Police, however, were reluctant to release the detained Christians.
“Some Christian villagers then said, ‘We are also criminal because we believe in Christ like Habibur Rahman and the other two Christians,’” Rahman said. “They told police, ‘If you do not release them, then arrest us and put us in jail.’”
Police did not release the three Christians until 9:30 that night.
The next day, June 10, thousands of Muslim villagers demonstrated in front of a local government office called the Zamzami Union Council chanting, “We want a Christian-free society,” and “We will not allow any Christians in Cuadanga.”
The frenzied mob called for Rahman to appear at the local government office, and a sub-district administrative chief called in 10 Christians and 10 Muslims including imams to try to resolve the matter.
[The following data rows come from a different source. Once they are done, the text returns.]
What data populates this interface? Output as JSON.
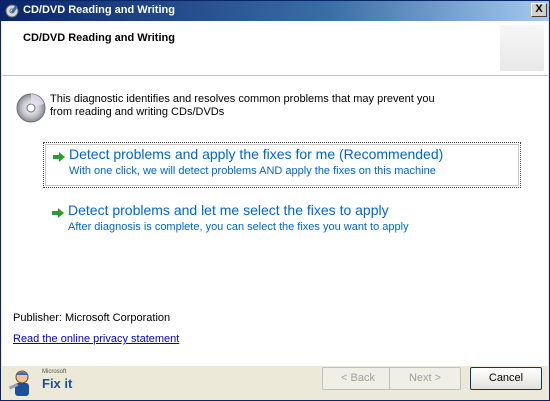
{
  "window": {
    "title": "CD/DVD Reading and Writing",
    "close_label": "X"
  },
  "header": {
    "title": "CD/DVD Reading and Writing"
  },
  "intro": "This diagnostic identifies and resolves common problems that may prevent you from reading and writing CDs/DVDs",
  "options": [
    {
      "title": "Detect problems and apply the fixes for me (Recommended)",
      "subtitle": "With one click, we will detect problems AND apply the fixes on this machine"
    },
    {
      "title": "Detect problems and let me select the fixes to apply",
      "subtitle": "After diagnosis is complete, you can select the fixes you want to apply"
    }
  ],
  "publisher": "Publisher: Microsoft Corporation",
  "privacy_link": "Read the online privacy statement",
  "logo": {
    "brand": "Microsoft",
    "product": "Fix it"
  },
  "buttons": {
    "back": "< Back",
    "next": "Next >",
    "cancel": "Cancel"
  },
  "colors": {
    "link": "#0066cc",
    "arrow": "#2e9c2e",
    "title_bar": "#0a246a"
  }
}
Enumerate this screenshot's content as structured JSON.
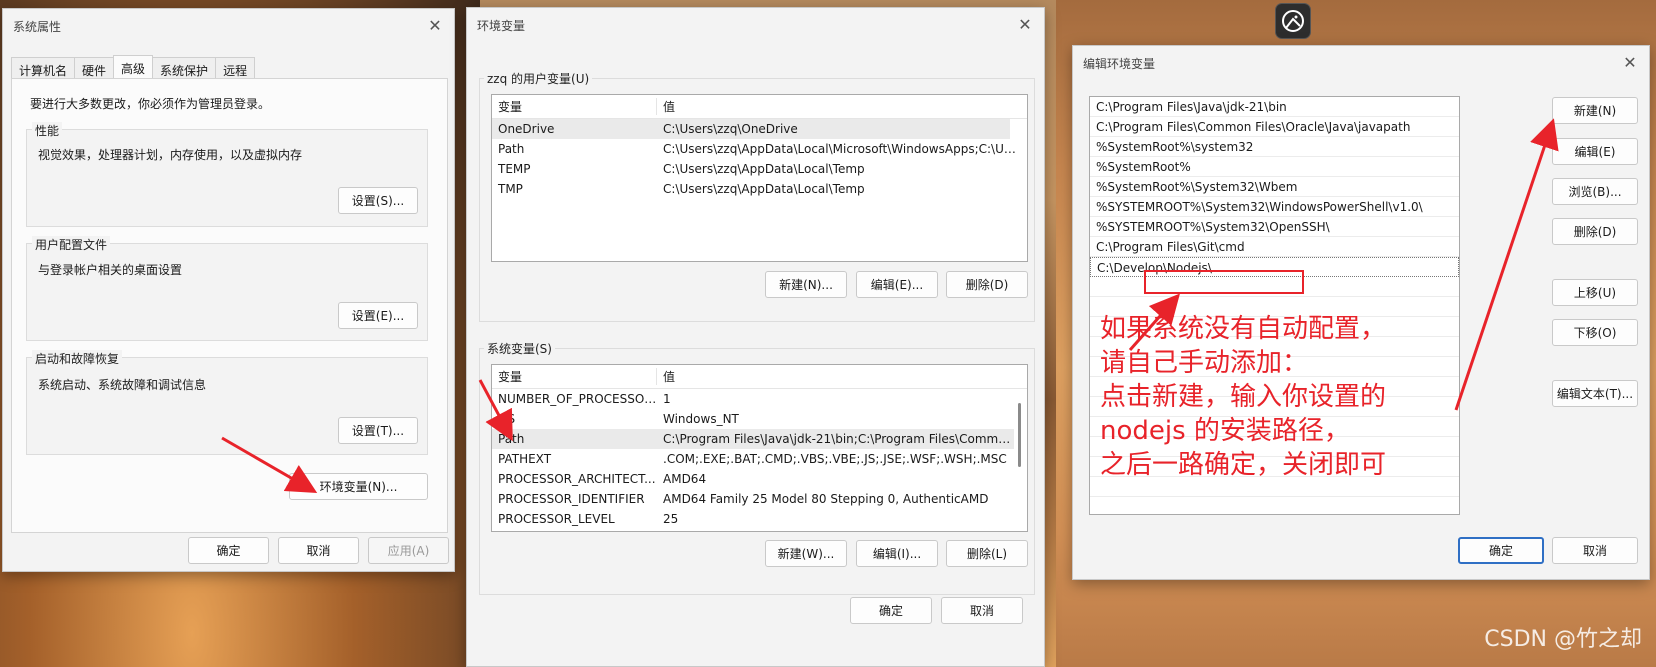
{
  "sysprops": {
    "title": "系统属性",
    "tabs": [
      "计算机名",
      "硬件",
      "高级",
      "系统保护",
      "远程"
    ],
    "admin_note": "要进行大多数更改，你必须作为管理员登录。",
    "performance": {
      "title": "性能",
      "desc": "视觉效果，处理器计划，内存使用，以及虚拟内存",
      "button": "设置(S)..."
    },
    "profile": {
      "title": "用户配置文件",
      "desc": "与登录帐户相关的桌面设置",
      "button": "设置(E)..."
    },
    "startup": {
      "title": "启动和故障恢复",
      "desc": "系统启动、系统故障和调试信息",
      "button": "设置(T)..."
    },
    "env_button": "环境变量(N)...",
    "ok": "确定",
    "cancel": "取消",
    "apply": "应用(A)"
  },
  "envvars": {
    "title": "环境变量",
    "user_section": "zzq 的用户变量(U)",
    "col_var": "变量",
    "col_val": "值",
    "user_vars": [
      {
        "name": "OneDrive",
        "value": "C:\\Users\\zzq\\OneDrive"
      },
      {
        "name": "Path",
        "value": "C:\\Users\\zzq\\AppData\\Local\\Microsoft\\WindowsApps;C:\\Use..."
      },
      {
        "name": "TEMP",
        "value": "C:\\Users\\zzq\\AppData\\Local\\Temp"
      },
      {
        "name": "TMP",
        "value": "C:\\Users\\zzq\\AppData\\Local\\Temp"
      }
    ],
    "user_new": "新建(N)...",
    "user_edit": "编辑(E)...",
    "user_delete": "删除(D)",
    "sys_section": "系统变量(S)",
    "sys_vars": [
      {
        "name": "NUMBER_OF_PROCESSORS",
        "value": "1"
      },
      {
        "name": "OS",
        "value": "Windows_NT"
      },
      {
        "name": "Path",
        "value": "C:\\Program Files\\Java\\jdk-21\\bin;C:\\Program Files\\Common ..."
      },
      {
        "name": "PATHEXT",
        "value": ".COM;.EXE;.BAT;.CMD;.VBS;.VBE;.JS;.JSE;.WSF;.WSH;.MSC"
      },
      {
        "name": "PROCESSOR_ARCHITECT...",
        "value": "AMD64"
      },
      {
        "name": "PROCESSOR_IDENTIFIER",
        "value": "AMD64 Family 25 Model 80 Stepping 0, AuthenticAMD"
      },
      {
        "name": "PROCESSOR_LEVEL",
        "value": "25"
      }
    ],
    "sys_new": "新建(W)...",
    "sys_edit": "编辑(I)...",
    "sys_delete": "删除(L)",
    "ok": "确定",
    "cancel": "取消"
  },
  "editenv": {
    "title": "编辑环境变量",
    "paths": [
      "C:\\Program Files\\Java\\jdk-21\\bin",
      "C:\\Program Files\\Common Files\\Oracle\\Java\\javapath",
      "%SystemRoot%\\system32",
      "%SystemRoot%",
      "%SystemRoot%\\System32\\Wbem",
      "%SYSTEMROOT%\\System32\\WindowsPowerShell\\v1.0\\",
      "%SYSTEMROOT%\\System32\\OpenSSH\\",
      "C:\\Program Files\\Git\\cmd",
      "C:\\Develop\\Nodejs\\"
    ],
    "buttons": {
      "new": "新建(N)",
      "edit": "编辑(E)",
      "browse": "浏览(B)...",
      "delete": "删除(D)",
      "move_up": "上移(U)",
      "move_down": "下移(O)",
      "edit_text": "编辑文本(T)..."
    },
    "ok": "确定",
    "cancel": "取消"
  },
  "annotation": [
    "如果系统没有自动配置，",
    "请自己手动添加：",
    "点击新建，输入你设置的",
    "nodejs 的安装路径，",
    "之后一路确定，关闭即可"
  ],
  "watermark": "CSDN @竹之却",
  "colors": {
    "annotation": "#e8232a",
    "accent": "#2f6fc4"
  },
  "icons": {
    "top_app": "app-circle-icon"
  }
}
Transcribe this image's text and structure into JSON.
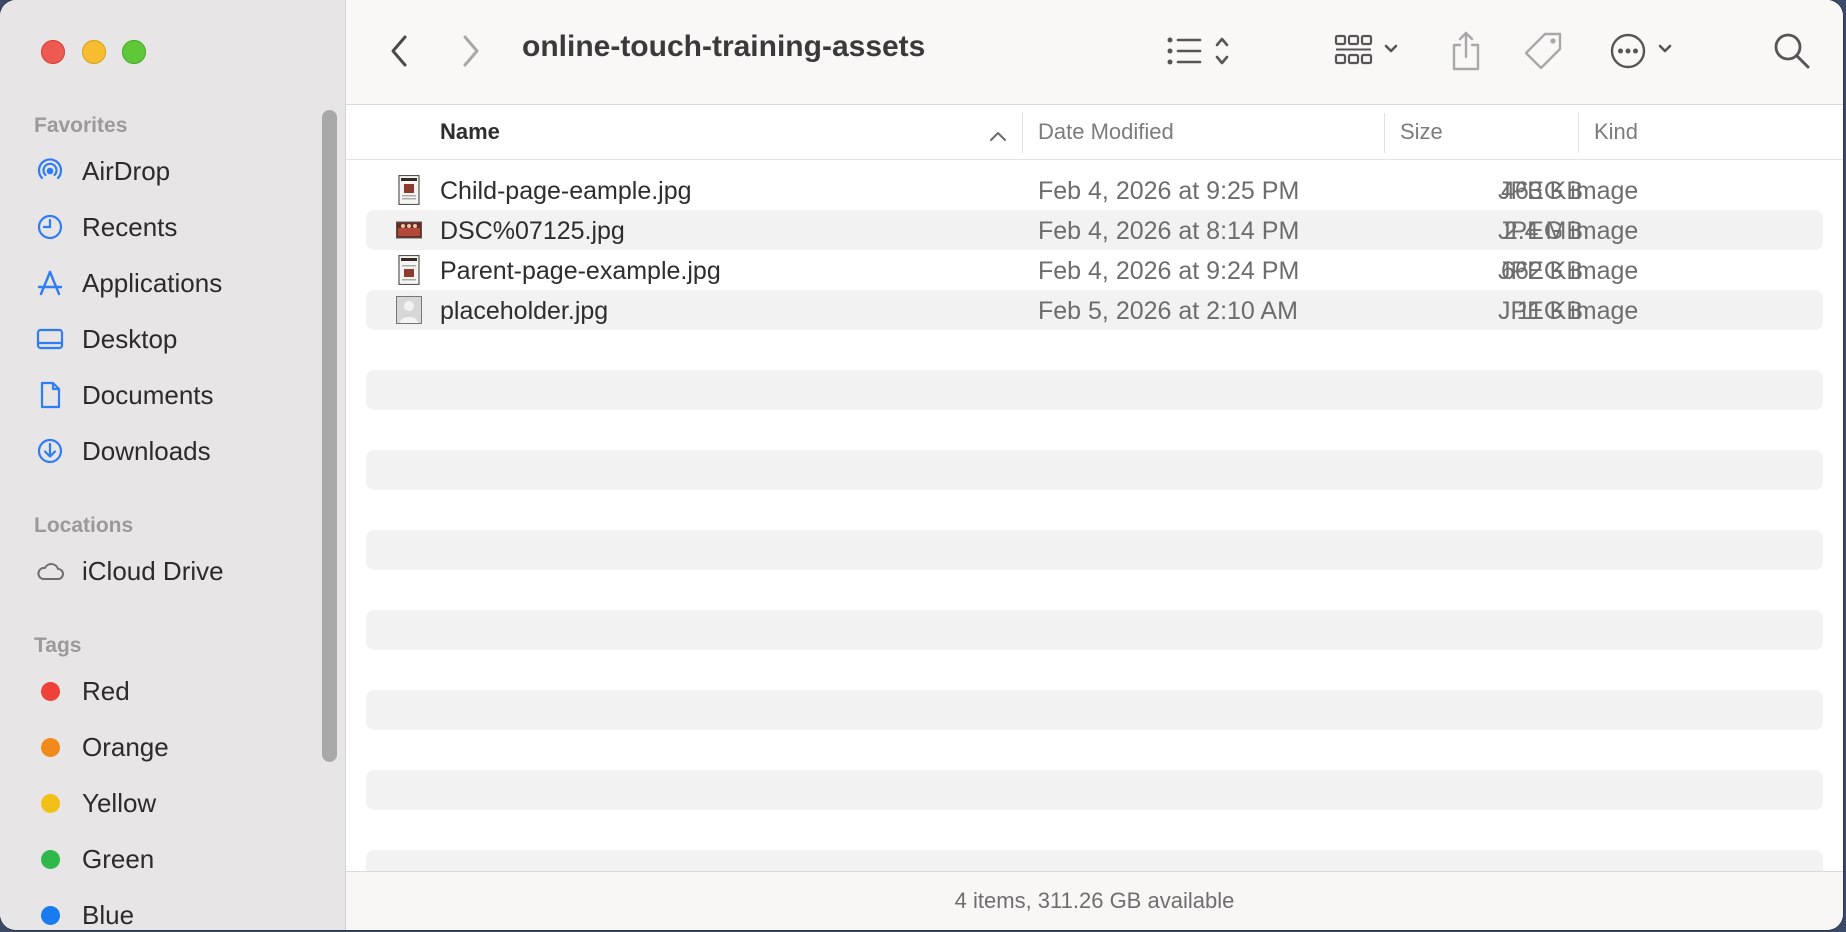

In that meeting, the administrative official told everyone to practice their religion freely without disturbing others.
“The administrative chief also said nobody should interfere in other religions, but even now we cannot attend our churches for worship,” Rahman said. “Local people said, ‘You will come in the church alive but return home dead.’”
Police denied carrying out any torture, saying they arrested the Christians for interrogation because villagers had informed officers that some underground Maoist terrorists had gathered in the house.
Jotish Biswas, executive director of Way of Life Trust, said the marks of torture were unmistakable.
“There were streaks of blood on their legs, hands and faces,” said Biswas, who interceded with police on behalf of the arrested Christians. “I have seen marks of cigarette burns on their bodies. They were beaten so severely that they could not walk properly.”
Biswas said he had learned that a local official and some Muslim clerics had prompted police to torture the Christians because they objected to their evangelistic activity.
“Police violated the rights of minorities enshrined in the Bangladeshi constitution,” Biswas said. “It was a gross violation of human rights.”
Chanchal Mehmud Kashem, a Christian journalist who visited the area, told Compass that the area is lacking in freedom of religion.
“Torture by police suggests that those Christians are not citizens of Bangladesh,” Kashem said. “It suggests they are illegal, alien and that evangelism is a crime.”
Kashem added that the notion that “underground terrorists” had gathered in a house was a pretext for harassing the Christians. “Rahman has been working as an evangelist in this area for one and half years,” he said.
There are 176 Christians in the area where Rahman works as an evangelist and pastor, he said.
“The local government council chairman told me two times not to come in this area,” Rahman said. “He said, ‘There is no Christian in this area, so why do you come here to make Christians?’”
Local Muslim villagers have since refused to give work to area Christians, most of whom are day laborers dependent on obtaining daily jobs to survive.